The cleanest read-through is that Alphabet is not being re-rated for its core business; it is being granted a new, embedded call option on a scarce private asset at a moment when public-market AI enthusiasm is already pushing investors to re-underwrite platform winners. If the SpaceX mark is even partially monetizable at IPO, the upside comes from a valuation-gap compression between private and public market pricing, which tends to show up fastest in a stock like GOOGL because the market can underappreciate hidden asset value until the filing is real. Second-order, the more important effect may be competitive rather than balance-sheet. A SpaceX IPO that funds Starlink and AI infrastructure could intensify capex competition around launch, satellite connectivity, and compute distribution, indirectly benefiting the broader AI supply chain while pressuring firms that rely on telecom or cloud exclusivity.

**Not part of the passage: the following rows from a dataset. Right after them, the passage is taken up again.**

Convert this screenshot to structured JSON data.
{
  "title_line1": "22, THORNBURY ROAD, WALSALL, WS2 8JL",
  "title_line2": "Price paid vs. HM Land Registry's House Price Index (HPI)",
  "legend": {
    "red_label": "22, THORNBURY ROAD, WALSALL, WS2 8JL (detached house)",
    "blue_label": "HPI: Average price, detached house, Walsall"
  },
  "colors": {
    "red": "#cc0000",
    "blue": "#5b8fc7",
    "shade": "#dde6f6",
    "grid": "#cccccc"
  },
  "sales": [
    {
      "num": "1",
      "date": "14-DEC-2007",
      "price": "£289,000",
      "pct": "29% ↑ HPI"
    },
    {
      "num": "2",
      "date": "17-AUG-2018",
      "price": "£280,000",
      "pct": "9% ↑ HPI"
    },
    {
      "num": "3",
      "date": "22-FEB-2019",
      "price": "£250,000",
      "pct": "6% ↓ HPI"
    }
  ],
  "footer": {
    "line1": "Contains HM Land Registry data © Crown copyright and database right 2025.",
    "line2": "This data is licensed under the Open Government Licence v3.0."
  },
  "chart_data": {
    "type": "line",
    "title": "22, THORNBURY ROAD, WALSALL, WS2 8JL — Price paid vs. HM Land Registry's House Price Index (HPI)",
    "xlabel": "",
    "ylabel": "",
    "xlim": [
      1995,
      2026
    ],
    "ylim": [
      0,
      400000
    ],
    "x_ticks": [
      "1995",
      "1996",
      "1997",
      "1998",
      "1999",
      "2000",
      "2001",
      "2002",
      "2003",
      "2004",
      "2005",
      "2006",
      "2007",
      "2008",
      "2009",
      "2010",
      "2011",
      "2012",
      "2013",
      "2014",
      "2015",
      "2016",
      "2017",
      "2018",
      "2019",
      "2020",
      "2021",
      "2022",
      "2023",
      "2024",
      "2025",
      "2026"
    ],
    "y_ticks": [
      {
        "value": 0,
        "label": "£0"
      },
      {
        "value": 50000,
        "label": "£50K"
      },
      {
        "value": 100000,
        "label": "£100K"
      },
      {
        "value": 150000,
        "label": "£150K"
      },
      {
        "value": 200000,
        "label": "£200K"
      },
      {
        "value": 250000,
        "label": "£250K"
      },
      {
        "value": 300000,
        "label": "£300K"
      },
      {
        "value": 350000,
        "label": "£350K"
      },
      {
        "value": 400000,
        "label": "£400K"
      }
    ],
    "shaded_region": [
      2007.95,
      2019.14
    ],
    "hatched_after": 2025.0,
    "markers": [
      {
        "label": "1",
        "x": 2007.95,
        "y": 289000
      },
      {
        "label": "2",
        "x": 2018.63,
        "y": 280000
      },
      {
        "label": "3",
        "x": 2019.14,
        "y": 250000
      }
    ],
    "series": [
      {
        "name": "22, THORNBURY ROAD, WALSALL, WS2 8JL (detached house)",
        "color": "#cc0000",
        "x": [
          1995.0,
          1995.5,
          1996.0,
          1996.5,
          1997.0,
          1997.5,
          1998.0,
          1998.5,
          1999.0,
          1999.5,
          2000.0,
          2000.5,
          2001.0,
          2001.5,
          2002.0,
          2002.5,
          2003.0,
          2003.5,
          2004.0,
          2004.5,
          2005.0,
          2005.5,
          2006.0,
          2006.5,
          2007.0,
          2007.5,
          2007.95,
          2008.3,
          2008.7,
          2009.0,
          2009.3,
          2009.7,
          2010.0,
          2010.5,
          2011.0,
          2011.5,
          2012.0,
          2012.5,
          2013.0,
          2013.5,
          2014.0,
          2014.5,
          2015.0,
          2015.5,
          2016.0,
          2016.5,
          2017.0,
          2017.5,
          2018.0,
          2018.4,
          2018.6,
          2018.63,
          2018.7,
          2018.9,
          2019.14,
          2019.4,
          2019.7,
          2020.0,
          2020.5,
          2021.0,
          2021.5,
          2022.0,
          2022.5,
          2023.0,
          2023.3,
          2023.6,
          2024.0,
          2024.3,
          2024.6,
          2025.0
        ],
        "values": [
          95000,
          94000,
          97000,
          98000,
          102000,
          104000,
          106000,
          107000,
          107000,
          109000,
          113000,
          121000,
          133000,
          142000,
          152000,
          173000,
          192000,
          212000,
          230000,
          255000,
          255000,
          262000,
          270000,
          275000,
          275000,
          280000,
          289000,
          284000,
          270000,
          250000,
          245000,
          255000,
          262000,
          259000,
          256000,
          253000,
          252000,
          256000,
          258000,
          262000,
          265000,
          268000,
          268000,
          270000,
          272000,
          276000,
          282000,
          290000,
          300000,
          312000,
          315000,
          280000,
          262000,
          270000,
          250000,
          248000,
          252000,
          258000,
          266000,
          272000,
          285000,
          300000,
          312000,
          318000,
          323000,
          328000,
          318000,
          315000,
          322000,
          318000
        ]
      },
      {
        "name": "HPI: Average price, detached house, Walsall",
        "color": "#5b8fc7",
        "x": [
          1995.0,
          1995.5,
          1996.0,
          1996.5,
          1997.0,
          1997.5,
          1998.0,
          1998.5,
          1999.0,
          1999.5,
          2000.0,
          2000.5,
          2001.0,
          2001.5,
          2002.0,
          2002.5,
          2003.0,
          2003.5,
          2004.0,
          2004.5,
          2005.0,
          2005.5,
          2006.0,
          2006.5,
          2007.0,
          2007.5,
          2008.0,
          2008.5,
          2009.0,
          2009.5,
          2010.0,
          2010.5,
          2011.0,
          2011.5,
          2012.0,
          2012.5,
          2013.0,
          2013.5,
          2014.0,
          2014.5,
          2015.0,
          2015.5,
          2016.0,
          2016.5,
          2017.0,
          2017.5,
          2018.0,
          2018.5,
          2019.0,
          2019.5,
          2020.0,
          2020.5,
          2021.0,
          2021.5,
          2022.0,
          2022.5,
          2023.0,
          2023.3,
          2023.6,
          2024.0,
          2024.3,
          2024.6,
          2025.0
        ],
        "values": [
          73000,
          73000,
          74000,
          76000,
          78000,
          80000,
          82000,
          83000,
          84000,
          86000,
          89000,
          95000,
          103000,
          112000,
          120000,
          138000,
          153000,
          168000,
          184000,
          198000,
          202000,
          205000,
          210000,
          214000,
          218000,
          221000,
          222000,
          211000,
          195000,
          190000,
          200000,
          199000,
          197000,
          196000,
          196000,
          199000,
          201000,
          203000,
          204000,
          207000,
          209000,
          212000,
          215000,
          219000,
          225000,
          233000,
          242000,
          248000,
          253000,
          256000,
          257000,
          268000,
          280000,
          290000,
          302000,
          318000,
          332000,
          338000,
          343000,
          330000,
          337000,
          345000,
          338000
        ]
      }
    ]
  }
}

For Alphabet, the risk is that investors start attributing more of its long-duration value to non-core optionality and less to current ad/search durability, making the stock more sensitive to any wobble in cloud margins or AI monetization cadence over the next 1-3 quarters. The setup is also asymmetric because the IPO narrative can reverse quickly. If the deal is delayed, repriced below the rumored target, or structured in a way that leaves little transferable value to pre-IPO holders, the hidden-asset thesis collapses and GOOGL may give back the enthusiasm premium. The market is likely underweight the dilution/ownership-transfer mechanics from prior financing activity; that is the key place where headline optimism could be overstating the near-term mark-to-market benefit. Contrarian takeaway: the better trade may not be a pure long GOOGL, but a relative value expression versus the rest of mega-cap tech. Alphabet has the most identifiable catalyst linkage here, while the other names listed have minimal direct exposure, so any broad basket reaction should create dispersion rather than a sector-wide rerating.